3. Tanda Asteris (*): (a) Tanda asteris
tidak boleh digunakan untuk menyembunyikan, menyesatkan, membingungkan atau
membohongi khalayak tentang kualitas, kinerja, atau harga sebenarnya dari
produk yang diiklankan, ataupun tentang ketidaktersediaan sesuatu produk. (b)
Tanda asteris hanya boleh digunakan untuk memberi penjelasan lebih rinci atau
sumber dari sesuatu pernyataan yang bertanda tersebut.
4. Penggunaan Kata ”Satu-satunya”: Iklan
tidak boleh menggunakan kata-kata “satusatunya” atau yang bermakna sama, tanpa
secara khas menyebutkan dalam hal apa produk tersebut menjadi yang satu-satunya
dan hal tersebut harus dapat dibuktikan dan dipertanggungjawabkan.
5. Pemakaian Kata “Gratis”: Kata “gratis”
atau kata lain yang bermakna sama tidak boleh dicantumkan dalam iklan, bila
ternyata konsumen harus membayar biaya lain. Biaya pengiriman yang dikenakan
kepada konsumen juga harus dicantumkan dengan jelas.
6. Pencantum Harga: Jika harga sesuatu
produk dicantumkan dalam iklan, maka ia harus ditampakkan dengan jelas,
sehingga konsumen mengetahui apa yang akan diperolehnya dengan harga tersebut.
7. Garansi: Jika suatu iklan mencantumkan
garansi atau jaminan atas mutu suatu produk, maka dasar-dasar jaminannya harus
dapat dipertanggung- jawabkan.
8. Janji Pengembalian Uang (warranty): (a)

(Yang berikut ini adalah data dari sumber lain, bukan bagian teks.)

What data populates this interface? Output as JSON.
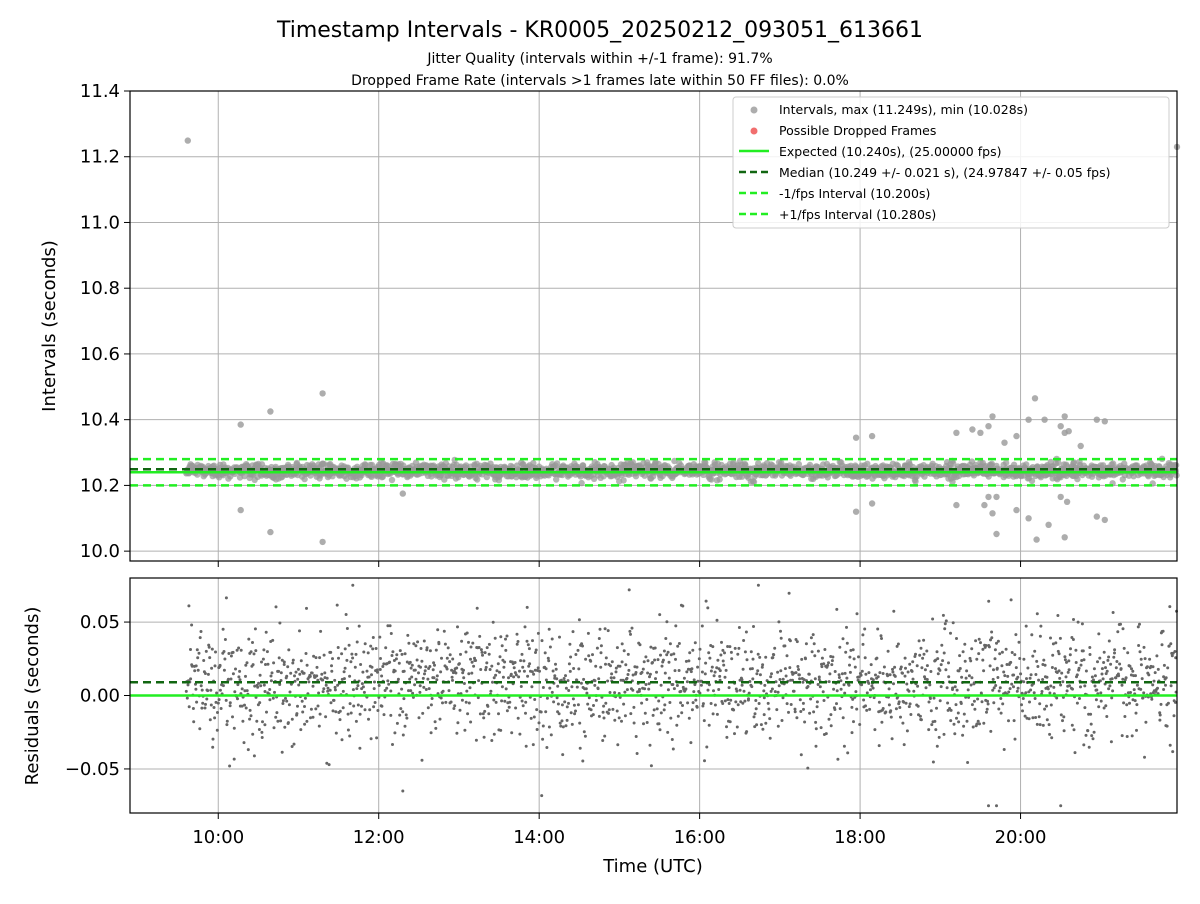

Syarat-syarat pengembalian uang tersebut harus dinyatakan secara jelas dan
lengkap, antara lain jenis kerusakan atau kekurangan yang dijamin, dan jangka
waktu berlakunya pengembalian uang. (b) Pengiklan wajib mengembalikan uang
konsumen sesuai janji yang telah diiklankannya.
9. Rasa Takut dan Takhayul: Iklan tidak
boleh menimbulkan atau mempermainkan rasa takut, maupun memanfaatkan
kepercayaan orang terhadap takhayul, kecuali untuk tujuan positif.
10. Kekerasan: Iklan tidak boleh – langsung
maupun tidak langsung -menampilkan adegan kekerasan yang merangsang atau
memberi kesan membenarkan terjadinya tindakan kekerasan.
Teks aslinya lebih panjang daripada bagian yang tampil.